Movements, including Black Lives Matter, have sprung up across the country to protest what many view as the murders of African Americans at the hands of law enforcement, as well as systemic inequality.

A notable movement that has gained national attention is one started by former NFL player Colin Kaepernick in 2016, when the then-49ers’ quarterback sat, and later kneeled for the national anthem.

This inspired other athletes around the country to join him, including players from Seattle’s Garfield High School, which spoke at Tuesday’s assembly in Redmond.

Kaleb Edwards, now a senior at Garfield, was on the football team when they decided to take a knee in solidarity with Kaepernick in 2016.

“We felt like we needed to help,” he said. “…We take a knee and we’re hoping for change.”

Edwards is black and said he has personally been stopped and harassed by police while doing nothing wrong.

He’s optimistic for change and wants to keep getting the message behind the protest out to people — that they’re fighting for equality, not disrespecting soldiers or other groups.

Edwards said while they take a knee, they still sing the national anthem out of respect.

The narrative around the protests was quickly hijacked by groups opposed to Kaepernick, and tried to paint the players engaged in it as anti-American or unsupportive of veterans.

Neither of those have been stated goals of the Take A Knee protest.

The reception from students at Garfield High has been supportive, Edwards said, but in the larger community the reaction has been mixed.

Threats have been directed at players on the team and the coaches’ tires were even slashed in 2016.

Despite this, Edwards said he hopes to keep fighting for what he believes in.

“If you’re talking and someone is not liking what you’re saying, and you’re doing it for the right reason, don’t stop, because eventually you will be heard,” he said.

Dr. Pellom McDaniels also spoke to both Overlake high schoolers as well as middle schoolers.

McDaniels is a professor at Emory University and a former NFL player.

He spoke about the importance of being informed of what it means to be a U.S. citizen, and the rights and responsibilities that come along with it.

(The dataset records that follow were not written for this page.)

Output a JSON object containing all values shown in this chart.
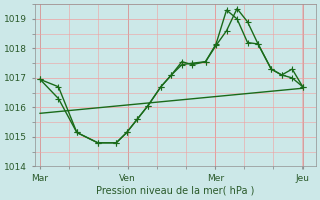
{
  "background_color": "#cce8e8",
  "grid_color": "#f0a0a0",
  "line_color": "#1a6b1a",
  "xlabel": "Pression niveau de la mer( hPa )",
  "ylim": [
    1014.0,
    1019.5
  ],
  "yticks": [
    1014,
    1015,
    1016,
    1017,
    1018,
    1019
  ],
  "xtick_labels": [
    "Mar",
    "Ven",
    "Mer",
    "Jeu"
  ],
  "xtick_positions": [
    0.0,
    0.333,
    0.667,
    1.0
  ],
  "line1_x": [
    0.0,
    0.07,
    0.14,
    0.22,
    0.29,
    0.33,
    0.37,
    0.41,
    0.46,
    0.5,
    0.54,
    0.58,
    0.63,
    0.67,
    0.71,
    0.75,
    0.79,
    0.83,
    0.88,
    0.92,
    0.96,
    1.0
  ],
  "line1_y": [
    1016.95,
    1016.7,
    1015.15,
    1014.8,
    1014.8,
    1015.15,
    1015.6,
    1016.05,
    1016.7,
    1017.1,
    1017.55,
    1017.45,
    1017.55,
    1018.15,
    1019.3,
    1019.0,
    1018.2,
    1018.15,
    1017.3,
    1017.1,
    1017.3,
    1016.7
  ],
  "line2_x": [
    0.0,
    0.07,
    0.14,
    0.22,
    0.29,
    0.33,
    0.37,
    0.41,
    0.46,
    0.5,
    0.54,
    0.58,
    0.63,
    0.67,
    0.71,
    0.75,
    0.79,
    0.83,
    0.88,
    0.92,
    0.96,
    1.0
  ],
  "line2_y": [
    1016.95,
    1016.3,
    1015.15,
    1014.8,
    1014.8,
    1015.15,
    1015.6,
    1016.05,
    1016.7,
    1017.1,
    1017.45,
    1017.5,
    1017.55,
    1018.1,
    1018.6,
    1019.35,
    1018.9,
    1018.15,
    1017.3,
    1017.1,
    1017.0,
    1016.7
  ],
  "trend_x": [
    0.0,
    1.0
  ],
  "trend_y": [
    1015.8,
    1016.65
  ],
  "marker_size": 2.5,
  "linewidth": 1.0
}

“We have to do a better job of teaching our populace, our future leaders of this country, what it is to be a citizen,” he said.

Students are part of both a global and national community and should understand that, he said, especially guarantees laid out in the Constitution and the promise of life and liberty in the Declaration of Independence.

The Take A Knee protest is about drawing attention to systemic injustice, he said, and that the country needs a productive conversation about its history dealing with race, instead of dodging it.

“We should be able to do so without hurting anyone else in the process,” he said.

There should also be an understanding of Kaepernick’s right fist as a citizen to use his platform for protest, and as an athlete second, McDaniels said.

Local police forces haven’t escaped scrutiny, either, as the Department of Justice found the Seattle Police Department was brutalizing residents and expressed a possible racial bias, according to the Seattle Weekly.